Muhacir-ensar ilişkisini sadece yardıma indirgemek doğru bir yaklaşım olmaz. Evet, yardımlaşmak ve paylaşmak çok değerlidir. Bununla birlikte milliyetçi söylem ve tavırlardan uzak kalmak ve bu cahiliye ile mücadele etmek yardımlaşma kadar hayati bir sorumluluk ve zorunluluktur.
Dünyada birçok ülkede vicdan sahipleri mevcut iktidarların göçmen politikalarına karşı itiraz etmiş ve bu itirazlar kitlesel protestolara dönüşmüştür.
Bu minvalde Özgür-Der, Mazlum-Der, Mülteci Hakları Derneği ve Hukukçular Derneği Suriyeli muhacirlere yönelik zorunlu ikamet politikasını protesto etmek amacıyla Saraçhane Parkında bir araya gelerek konu hakkında bir basın açıklaması yaptılar.
Basın açıklaması öncesinde sosyal medyada örgütlenen ve etkinliği hedef alan bir kesim, açıklama esnasında taşkınlık çıkartmaya çalışmış, aynı zamanda Oda TV, Ensonhaber, Sözcü grubuna bağlı Korkusuz gazetesi gibi muhacir karşıtı yayın organlarının ürettiği ırkçı dil sosyal medyada ciddi bir karşılılık buldu.
Sosyal medya, toplumun tümünü temsil etmese de eldeki veriler AK Parti ile insanların hayatlarına giren yardımlaşma, kaynaşma, merhamet, ensar ve muhacir gibi kavramların nasıl aşındığını göstermekte.
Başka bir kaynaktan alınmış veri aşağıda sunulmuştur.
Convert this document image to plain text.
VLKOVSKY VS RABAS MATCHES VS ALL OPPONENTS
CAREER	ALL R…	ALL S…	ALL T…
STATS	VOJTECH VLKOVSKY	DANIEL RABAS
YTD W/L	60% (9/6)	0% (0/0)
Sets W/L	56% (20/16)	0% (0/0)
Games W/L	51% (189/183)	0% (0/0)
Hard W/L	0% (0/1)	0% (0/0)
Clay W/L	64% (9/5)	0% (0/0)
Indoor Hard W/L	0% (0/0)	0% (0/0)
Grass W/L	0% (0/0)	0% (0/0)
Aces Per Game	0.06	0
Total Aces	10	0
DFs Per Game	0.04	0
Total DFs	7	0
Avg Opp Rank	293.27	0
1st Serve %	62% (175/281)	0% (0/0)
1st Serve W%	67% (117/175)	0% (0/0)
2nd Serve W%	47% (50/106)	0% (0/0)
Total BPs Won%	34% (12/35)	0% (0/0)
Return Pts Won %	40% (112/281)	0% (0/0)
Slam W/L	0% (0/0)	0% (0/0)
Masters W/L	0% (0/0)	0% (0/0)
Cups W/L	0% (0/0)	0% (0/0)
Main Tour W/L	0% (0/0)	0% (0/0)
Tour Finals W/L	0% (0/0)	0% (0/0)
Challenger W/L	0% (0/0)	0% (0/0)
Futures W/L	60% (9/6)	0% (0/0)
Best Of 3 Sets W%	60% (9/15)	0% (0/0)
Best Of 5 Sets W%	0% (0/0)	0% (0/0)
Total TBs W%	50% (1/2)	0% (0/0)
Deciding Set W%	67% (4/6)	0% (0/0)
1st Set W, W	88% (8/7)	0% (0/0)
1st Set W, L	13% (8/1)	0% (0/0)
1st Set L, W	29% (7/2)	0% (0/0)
Kimi muhafazakâr kesimin sözcülerinin yapılan eylemi kast ederek, Suriyelileri “Kardeşimiz” sloganı ile “Defolsunlar” sloganı arasına sıkıştırmakla itham etmeleri ve hiçbir zaman bir araya gelmeyecek iki kesimi aynı amaca hizmet ediyor gibi göstermeleri, marjinal iki grubun emperyalist projelere hizmet ettikleri yönünde algı oluşturmaları ise tam bir akıl tutulması hali.
Sözüm ona orta yolu ve dengeyi tercih eden ve siyaseti tek çıkar yol olan gören bu tutum sahipleri, asıl meselenin mülteci düşmanlığı üzerinden İslam düşmanlığı yapmak olduğunu da gayet iyi bilmektedirler.
Türkiye halkı içerisinde farklı etnik kimliklere sahip insanlar/kitleler var. Türk, Kürt, Çerkez, Boşnak, Gürcü ve Arap birçok kimliği içinde barındıran toplumu bir arada tutanda hiç şüphesiz İslam’dır.